Mettre en vente un logement mal isolé demeure possible, même lorsque l'étiquette énergétique est F ou G. Depuis la réforme du Diagnostic de performance énergétique (DPE), l'information fournie à l'acquéreur engage davantage le vendeur et pèse sur la négociation. Près de 5,2 millions de logements seraient encore considérés comme des passoires thermiques en France, soit environ 17 % du parc immobilier.

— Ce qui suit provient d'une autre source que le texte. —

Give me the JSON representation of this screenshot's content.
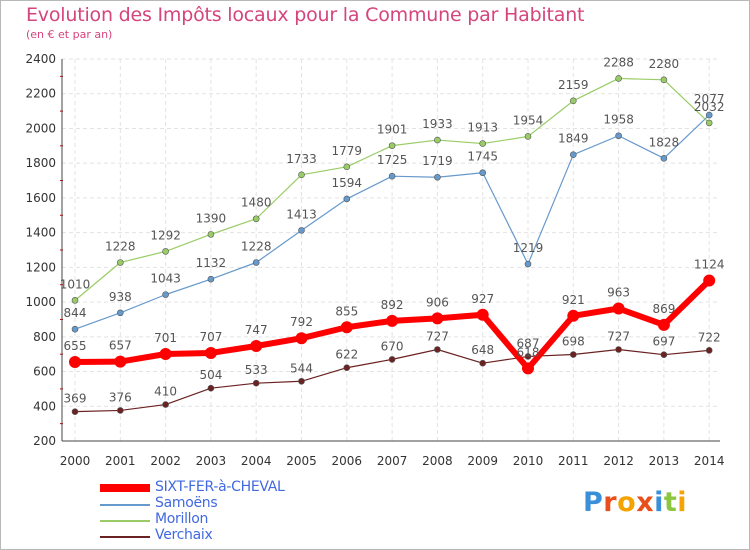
{
  "title": "Evolution des Impôts locaux pour la Commune par Habitant",
  "subtitle": "(en € et par an)",
  "chart_data": {
    "type": "line",
    "x": [
      "2000",
      "2001",
      "2002",
      "2003",
      "2004",
      "2005",
      "2006",
      "2007",
      "2008",
      "2009",
      "2010",
      "2011",
      "2012",
      "2013",
      "2014"
    ],
    "ylim": [
      200,
      2400
    ],
    "yticks": [
      200,
      400,
      600,
      800,
      1000,
      1200,
      1400,
      1600,
      1800,
      2000,
      2200,
      2400
    ],
    "grid": true,
    "legend_position": "bottom-left",
    "series": [
      {
        "name": "SIXT-FER-à-CHEVAL",
        "color": "#ff0000",
        "values": [
          655,
          657,
          701,
          707,
          747,
          792,
          855,
          892,
          906,
          927,
          618,
          921,
          963,
          869,
          1124
        ]
      },
      {
        "name": "Samoëns",
        "color": "#6699cc",
        "values": [
          844,
          938,
          1043,
          1132,
          1228,
          1413,
          1594,
          1725,
          1719,
          1745,
          1219,
          1849,
          1958,
          1828,
          2077
        ]
      },
      {
        "name": "Morillon",
        "color": "#99cc66",
        "values": [
          1010,
          1228,
          1292,
          1390,
          1480,
          1733,
          1779,
          1901,
          1933,
          1913,
          1954,
          2159,
          2288,
          2280,
          2032
        ]
      },
      {
        "name": "Verchaix",
        "color": "#6b2222",
        "values": [
          369,
          376,
          410,
          504,
          533,
          544,
          622,
          670,
          727,
          648,
          687,
          698,
          727,
          697,
          722
        ]
      }
    ]
  },
  "logo": {
    "letters": [
      {
        "ch": "P",
        "color": "#3a8fd9"
      },
      {
        "ch": "r",
        "color": "#e94e1b"
      },
      {
        "ch": "o",
        "color": "#f5a300"
      },
      {
        "ch": "x",
        "color": "#e94e1b"
      },
      {
        "ch": "i",
        "color": "#3a8fd9"
      },
      {
        "ch": "t",
        "color": "#8cc63f"
      },
      {
        "ch": "i",
        "color": "#f5a300"
      }
    ]
  }
}
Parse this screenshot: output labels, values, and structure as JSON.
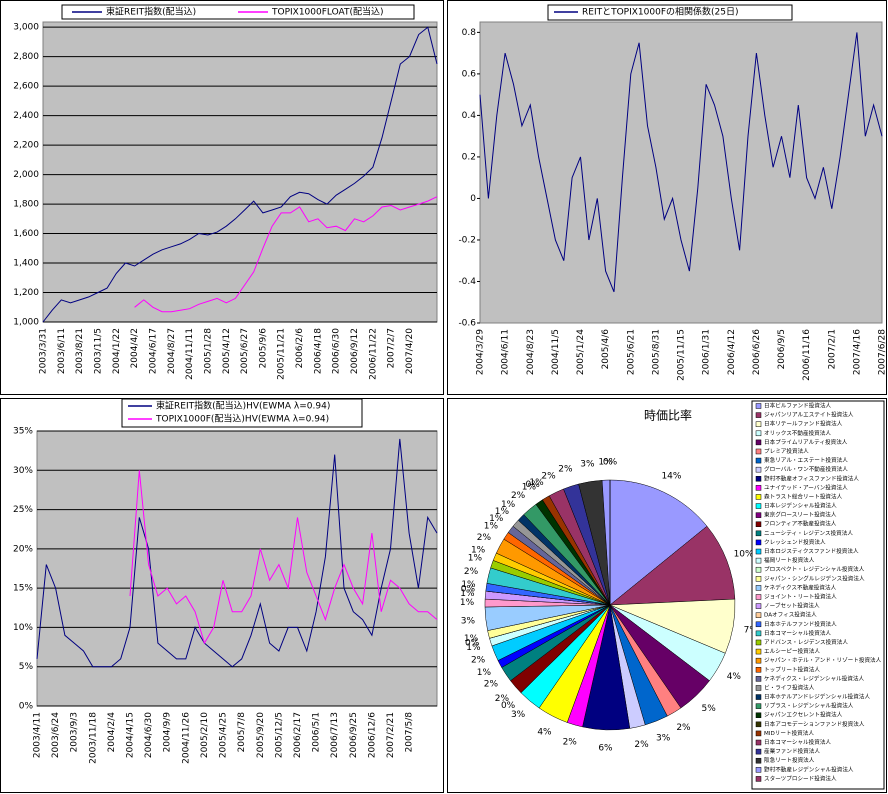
{
  "chart_data": [
    {
      "type": "line",
      "legend": "top",
      "grid": true,
      "categories": [
        "2003/3/31",
        null,
        "2003/6/11",
        null,
        "2003/8/21",
        null,
        "2003/11/5",
        null,
        "2004/1/22",
        null,
        "2004/4/2",
        null,
        "2004/6/17",
        null,
        "2004/8/27",
        null,
        "2004/11/11",
        null,
        "2005/1/28",
        null,
        "2005/4/12",
        null,
        "2005/6/27",
        null,
        "2005/9/6",
        null,
        "2005/11/21",
        null,
        "2006/2/6",
        null,
        "2006/4/18",
        null,
        "2006/6/30",
        null,
        "2006/9/12",
        null,
        "2006/11/22",
        null,
        "2007/2/7",
        null,
        "2007/4/20",
        null,
        null,
        null
      ],
      "ylim": [
        1000,
        3035
      ],
      "yticks": [
        {
          "value": 1000,
          "label": "1,000"
        },
        {
          "value": 1200,
          "label": "1,200"
        },
        {
          "value": 1400,
          "label": "1,400"
        },
        {
          "value": 1600,
          "label": "1,600"
        },
        {
          "value": 1800,
          "label": "1,800"
        },
        {
          "value": 2000,
          "label": "2,000"
        },
        {
          "value": 2200,
          "label": "2,200"
        },
        {
          "value": 2400,
          "label": "2,400"
        },
        {
          "value": 2600,
          "label": "2,600"
        },
        {
          "value": 2800,
          "label": "2,800"
        },
        {
          "value": 3000,
          "label": "3,000"
        }
      ],
      "series": [
        {
          "name": "東証REIT指数(配当込)",
          "color": "#000080",
          "values": [
            1000,
            1080,
            1150,
            1130,
            1150,
            1170,
            1200,
            1230,
            1330,
            1400,
            1380,
            1420,
            1460,
            1490,
            1510,
            1530,
            1560,
            1600,
            1590,
            1610,
            1650,
            1700,
            1760,
            1820,
            1740,
            1760,
            1780,
            1850,
            1880,
            1870,
            1830,
            1800,
            1860,
            1900,
            1940,
            1990,
            2050,
            2250,
            2500,
            2750,
            2800,
            2950,
            3000,
            2750
          ]
        },
        {
          "name": "TOPIX1000FLOAT(配当込)",
          "color": "#ff00ff",
          "values": [
            null,
            null,
            null,
            null,
            null,
            null,
            null,
            null,
            null,
            null,
            1100,
            1150,
            1100,
            1070,
            1070,
            1080,
            1090,
            1120,
            1140,
            1160,
            1130,
            1160,
            1250,
            1340,
            1500,
            1650,
            1740,
            1740,
            1780,
            1680,
            1700,
            1640,
            1650,
            1620,
            1700,
            1680,
            1720,
            1780,
            1790,
            1760,
            1780,
            1800,
            1820,
            1850
          ]
        }
      ]
    },
    {
      "type": "line",
      "legend": "top",
      "grid": false,
      "categories": [
        "2004/3/29",
        null,
        null,
        "2004/6/11",
        null,
        null,
        "2004/8/23",
        null,
        null,
        "2004/11/5",
        null,
        null,
        "2005/1/24",
        null,
        null,
        "2005/4/6",
        null,
        null,
        "2005/6/21",
        null,
        null,
        "2005/8/31",
        null,
        null,
        "2005/11/15",
        null,
        null,
        "2006/1/31",
        null,
        null,
        "2006/4/12",
        null,
        null,
        "2006/6/26",
        null,
        null,
        "2006/9/5",
        null,
        null,
        "2006/11/16",
        null,
        null,
        "2007/2/1",
        null,
        null,
        "2007/4/16",
        null,
        null,
        "2007/6/28"
      ],
      "ylim": [
        -0.6,
        0.85
      ],
      "yticks": [
        -0.6,
        -0.4,
        -0.2,
        0,
        0.2,
        0.4,
        0.6,
        0.8
      ],
      "series": [
        {
          "name": "REITとTOPIX1000Fの相関係数(25日)",
          "color": "#000080",
          "values": [
            0.5,
            0.0,
            0.4,
            0.7,
            0.55,
            0.35,
            0.45,
            0.2,
            0.0,
            -0.2,
            -0.3,
            0.1,
            0.2,
            -0.2,
            0.0,
            -0.35,
            -0.45,
            0.1,
            0.6,
            0.75,
            0.35,
            0.15,
            -0.1,
            0.0,
            -0.2,
            -0.35,
            0.05,
            0.55,
            0.45,
            0.3,
            0.0,
            -0.25,
            0.3,
            0.7,
            0.4,
            0.15,
            0.3,
            0.1,
            0.45,
            0.1,
            0.0,
            0.15,
            -0.05,
            0.2,
            0.5,
            0.8,
            0.3,
            0.45,
            0.3
          ]
        }
      ]
    },
    {
      "type": "line",
      "legend": "top",
      "grid": true,
      "categories": [
        "2003/4/11",
        null,
        "2003/6/24",
        null,
        "2003/9/3",
        null,
        "2003/11/18",
        null,
        "2004/2/4",
        null,
        "2004/4/15",
        null,
        "2004/6/30",
        null,
        "2004/9/9",
        null,
        "2004/11/26",
        null,
        "2005/2/10",
        null,
        "2005/4/25",
        null,
        "2005/7/8",
        null,
        "2005/9/20",
        null,
        "2005/12/5",
        null,
        "2006/2/17",
        null,
        "2006/5/1",
        null,
        "2006/7/13",
        null,
        "2006/9/25",
        null,
        "2006/12/6",
        null,
        "2007/2/21",
        null,
        "2007/5/8",
        null,
        null,
        null
      ],
      "ylim": [
        0,
        35
      ],
      "yticks": [
        {
          "value": 0,
          "label": "0%"
        },
        {
          "value": 5,
          "label": "5%"
        },
        {
          "value": 10,
          "label": "10%"
        },
        {
          "value": 15,
          "label": "15%"
        },
        {
          "value": 20,
          "label": "20%"
        },
        {
          "value": 25,
          "label": "25%"
        },
        {
          "value": 30,
          "label": "30%"
        },
        {
          "value": 35,
          "label": "35%"
        }
      ],
      "series": [
        {
          "name": "東証REIT指数(配当込)HV(EWMA λ=0.94)",
          "color": "#000080",
          "values": [
            6,
            18,
            15,
            9,
            8,
            7,
            5,
            5,
            5,
            6,
            10,
            24,
            20,
            8,
            7,
            6,
            6,
            10,
            8,
            7,
            6,
            5,
            6,
            9,
            13,
            8,
            7,
            10,
            10,
            7,
            12,
            19,
            32,
            15,
            12,
            11,
            9,
            15,
            20,
            34,
            22,
            15,
            24,
            22
          ]
        },
        {
          "name": "TOPIX1000F(配当込)HV(EWMA λ=0.94)",
          "color": "#ff00ff",
          "values": [
            null,
            null,
            null,
            null,
            null,
            null,
            null,
            null,
            null,
            null,
            14,
            30,
            18,
            14,
            15,
            13,
            14,
            12,
            8,
            10,
            16,
            12,
            12,
            14,
            20,
            16,
            18,
            15,
            24,
            17,
            14,
            11,
            15,
            18,
            15,
            13,
            22,
            12,
            16,
            15,
            13,
            12,
            12,
            11
          ]
        }
      ]
    },
    {
      "type": "pie",
      "title": "時価比率",
      "legend": "right",
      "categories": [
        "日本ビルファンド投資法人",
        "ジャパンリアルエステイト投資法人",
        "日本リテールファンド投資法人",
        "オリックス不動産投資法人",
        "日本プライムリアルティ投資法人",
        "プレミア投資法人",
        "東急リアル・エステート投資法人",
        "グローバル・ワン不動産投資法人",
        "野村不動産オフィスファンド投資法人",
        "ユナイテッド・アーバン投資法人",
        "森トラスト総合リート投資法人",
        "日本レジデンシャル投資法人",
        "東京グロースリート投資法人",
        "フロンティア不動産投資法人",
        "ニューシティ・レジデンス投資法人",
        "クレッシェンド投資法人",
        "日本ロジスティクスファンド投資法人",
        "福岡リート投資法人",
        "プロスペクト・レジデンシャル投資法人",
        "ジャパン・シングルレジデンス投資法人",
        "ケネディクス不動産投資法人",
        "ジョイント・リート投資法人",
        "ノーブセット投資法人",
        "DAオフィス投資法人",
        "日本ホテルファンド投資法人",
        "日本コマーシャル投資法人",
        "アドバンス・レジデンス投資法人",
        "エルシーピー投資法人",
        "ジャパン・ホテル・アンド・リゾート投資法人",
        "トップリート投資法人",
        "ケネディクス・レジデンシャル投資法人",
        "ビ・ライフ投資法人",
        "日本ホテルアンドレジデンシャル投資法人",
        "リプラス・レジデンシャル投資法人",
        "ジャパンエクセレント投資法人",
        "日本アコモデーションファンド投資法人",
        "MIDリート投資法人",
        "日本コマーシャル投資法人",
        "産業ファンド投資法人",
        "阪急リート投資法人",
        "野村不動産レジデンシャル投資法人",
        "スターツプロシード投資法人"
      ],
      "values": [
        14,
        10,
        7,
        4,
        5,
        2,
        3,
        2,
        6,
        2,
        4,
        3,
        0,
        2,
        2,
        1,
        2,
        1,
        0,
        1,
        3,
        1,
        1,
        0,
        1,
        2,
        1,
        1,
        2,
        1,
        1,
        1,
        1,
        2,
        1,
        0,
        1,
        2,
        2,
        3,
        1,
        0
      ],
      "value_labels": [
        "14%",
        "10%",
        "7%",
        "4%",
        "5%",
        "2%",
        "3%",
        "2%",
        "6%",
        "2%",
        "4%",
        "3%",
        "0%",
        "2%",
        "2%",
        "1%",
        "2%",
        "1%",
        "0%",
        "1%",
        "3%",
        "1%",
        "1%",
        "0%",
        "1%",
        "2%",
        "1%",
        "1%",
        "2%",
        "1%",
        "1%",
        "1%",
        "1%",
        "2%",
        "1%",
        "0%",
        "1%",
        "2%",
        "2%",
        "3%",
        "1%",
        "0%"
      ],
      "colors": [
        "#9999ff",
        "#993366",
        "#ffffcc",
        "#ccffff",
        "#660066",
        "#ff8080",
        "#0066cc",
        "#ccccff",
        "#000080",
        "#ff00ff",
        "#ffff00",
        "#00ffff",
        "#800080",
        "#800000",
        "#008080",
        "#0000ff",
        "#00ccff",
        "#ccffff",
        "#ccffcc",
        "#ffff99",
        "#99ccff",
        "#ff99cc",
        "#cc99ff",
        "#ffcc99",
        "#3366ff",
        "#33cccc",
        "#99cc00",
        "#ffcc00",
        "#ff9900",
        "#ff6600",
        "#666699",
        "#969696",
        "#003366",
        "#339966",
        "#003300",
        "#333300",
        "#993300",
        "#993366",
        "#333399",
        "#333333",
        "#9999ff",
        "#993366"
      ]
    }
  ]
}
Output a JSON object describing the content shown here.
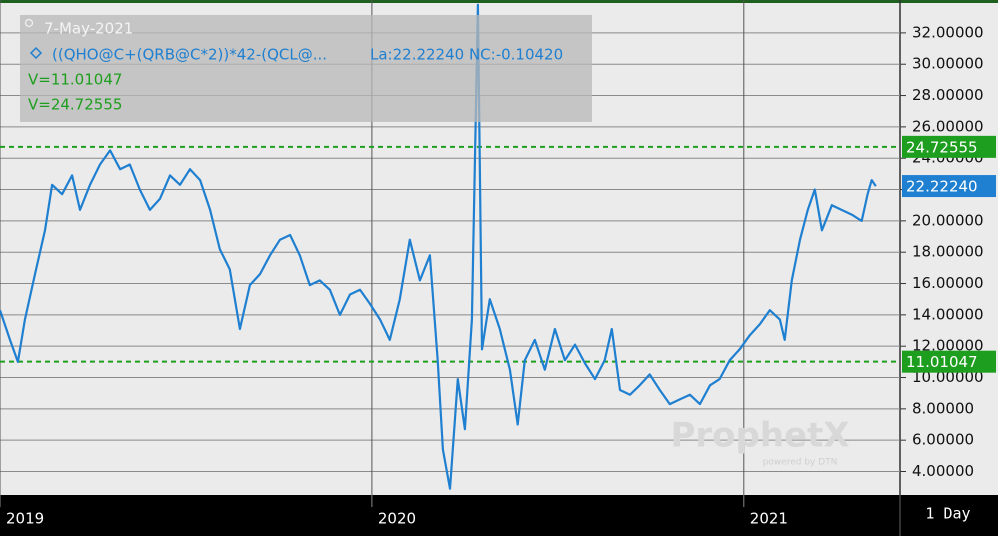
{
  "chart_data": {
    "type": "line",
    "date": "7-May-2021",
    "info": "La:22.22240 NC:-0.10420",
    "period": "1 Day",
    "watermark": "ProphetX",
    "watermark_sub": "powered by DTN",
    "last_label": "22.22240",
    "xlim": [
      2019,
      2021.42
    ],
    "xticks": [
      2019,
      2020,
      2021
    ],
    "ylim": [
      2.5,
      34.1
    ],
    "yticks": [
      {
        "value": 4,
        "label": "4.00000"
      },
      {
        "value": 6,
        "label": "6.00000"
      },
      {
        "value": 8,
        "label": "8.00000"
      },
      {
        "value": 10,
        "label": "10.00000"
      },
      {
        "value": 12,
        "label": "12.00000"
      },
      {
        "value": 14,
        "label": "14.00000"
      },
      {
        "value": 16,
        "label": "16.00000"
      },
      {
        "value": 18,
        "label": "18.00000"
      },
      {
        "value": 20,
        "label": "20.00000"
      },
      {
        "value": 22,
        "label": "22.00000"
      },
      {
        "value": 24,
        "label": "24.00000"
      },
      {
        "value": 26,
        "label": "26.00000"
      },
      {
        "value": 28,
        "label": "28.00000"
      },
      {
        "value": 30,
        "label": "30.00000"
      },
      {
        "value": 32,
        "label": "32.00000"
      }
    ],
    "grid": true,
    "reference_lines": [
      {
        "value": 11.01047,
        "legend_text": "V=11.01047",
        "color": "#1e9e1e"
      },
      {
        "value": 24.72555,
        "legend_text": "V=24.72555",
        "color": "#1e9e1e"
      }
    ],
    "series": [
      {
        "name": "((QHO@C+(QRB@C*2))*42-(QCL@...",
        "color": "#1f7fd0",
        "x": [
          2019.0,
          2019.027,
          2019.048,
          2019.067,
          2019.094,
          2019.121,
          2019.14,
          2019.167,
          2019.194,
          2019.215,
          2019.242,
          2019.269,
          2019.296,
          2019.323,
          2019.349,
          2019.376,
          2019.403,
          2019.43,
          2019.457,
          2019.484,
          2019.511,
          2019.538,
          2019.565,
          2019.591,
          2019.618,
          2019.645,
          2019.672,
          2019.699,
          2019.726,
          2019.753,
          2019.78,
          2019.806,
          2019.833,
          2019.86,
          2019.887,
          2019.914,
          2019.941,
          2019.968,
          2019.995,
          2020.022,
          2020.048,
          2020.075,
          2020.102,
          2020.129,
          2020.156,
          2020.177,
          2020.191,
          2020.21,
          2020.231,
          2020.25,
          2020.269,
          2020.285,
          2020.296,
          2020.317,
          2020.344,
          2020.371,
          2020.392,
          2020.411,
          2020.438,
          2020.465,
          2020.492,
          2020.519,
          2020.546,
          2020.573,
          2020.6,
          2020.626,
          2020.645,
          2020.667,
          2020.694,
          2020.72,
          2020.747,
          2020.774,
          2020.801,
          2020.828,
          2020.855,
          2020.882,
          2020.909,
          2020.935,
          2020.962,
          2020.989,
          2021.016,
          2021.043,
          2021.07,
          2021.097,
          2021.11,
          2021.129,
          2021.151,
          2021.172,
          2021.191,
          2021.21,
          2021.237,
          2021.263,
          2021.29,
          2021.317,
          2021.333,
          2021.344,
          2021.355
        ],
        "values": [
          14.3,
          12.4,
          11.0,
          13.7,
          16.6,
          19.4,
          22.3,
          21.7,
          22.9,
          20.7,
          22.3,
          23.6,
          24.5,
          23.3,
          23.6,
          22.0,
          20.7,
          21.4,
          22.9,
          22.3,
          23.3,
          22.6,
          20.7,
          18.2,
          16.9,
          13.1,
          15.9,
          16.6,
          17.8,
          18.8,
          19.1,
          17.8,
          15.9,
          16.2,
          15.6,
          14.0,
          15.3,
          15.6,
          14.7,
          13.7,
          12.4,
          15.0,
          18.8,
          16.2,
          17.8,
          11.1,
          5.4,
          2.9,
          9.9,
          6.7,
          13.7,
          33.8,
          11.8,
          15.0,
          13.1,
          10.5,
          7.0,
          11.1,
          12.4,
          10.5,
          13.1,
          11.1,
          12.1,
          10.9,
          9.9,
          11.1,
          13.1,
          9.2,
          8.9,
          9.5,
          10.2,
          9.2,
          8.3,
          8.6,
          8.9,
          8.3,
          9.5,
          9.9,
          11.1,
          11.8,
          12.7,
          13.4,
          14.3,
          13.7,
          12.4,
          16.2,
          18.8,
          20.7,
          22.0,
          19.4,
          21.0,
          20.7,
          20.4,
          20.0,
          21.7,
          22.6,
          22.2224
        ]
      }
    ]
  }
}
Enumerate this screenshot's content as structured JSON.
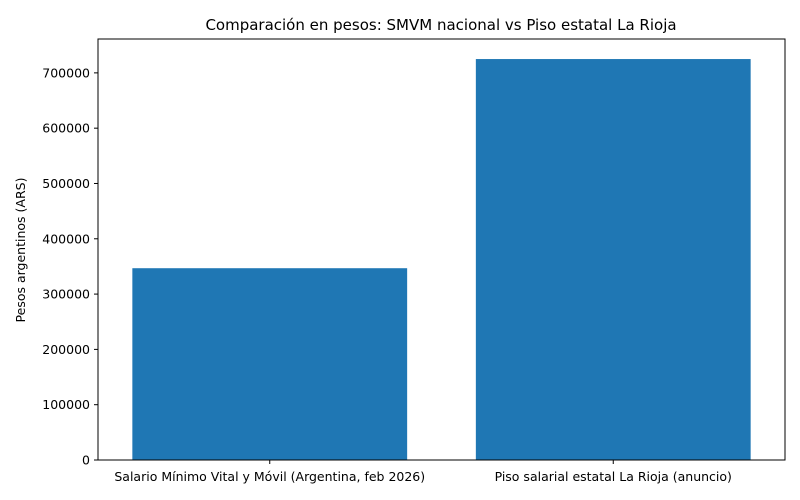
{
  "chart_data": {
    "type": "bar",
    "title": "Comparación en pesos: SMVM nacional vs Piso estatal La Rioja",
    "xlabel": "",
    "ylabel": "Pesos argentinos (ARS)",
    "categories": [
      "Salario Mínimo Vital y Móvil (Argentina, feb 2026)",
      "Piso salarial estatal La Rioja (anuncio)"
    ],
    "values": [
      346800,
      725000
    ],
    "ylim": [
      0,
      761250
    ],
    "yticks": [
      0,
      100000,
      200000,
      300000,
      400000,
      500000,
      600000,
      700000
    ],
    "bar_color": "#1f77b4",
    "grid": false,
    "legend": "none"
  }
}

Le calendrier d'interdiction de location a aussi changé la perception de ces biens. Un investisseur calcule désormais le coût des travaux nécessaires avant de pouvoir louer. Pour un propriétaire occupant, le confort, les factures et la valeur future du logement entrent également dans l'équation.

La vente d'une passoire thermique reste autorisée, y compris pour une maison classée G. Le vendeur doit toutefois remettre des diagnostics valides, présenter l'audit requis et accepter que le prix reflète la performance du bien.

En résumé pour vendre une passoire thermique

  • Environ 17 % du parc résidentiel, soit 5,2 millions de logements, était classé F ou G selon les estimations publiques récentes.
  • Depuis le 1er janvier 2025, un logement classé G ne peut plus être remis en location. Les classes F et E suivront respectivement en 2028 et 2034.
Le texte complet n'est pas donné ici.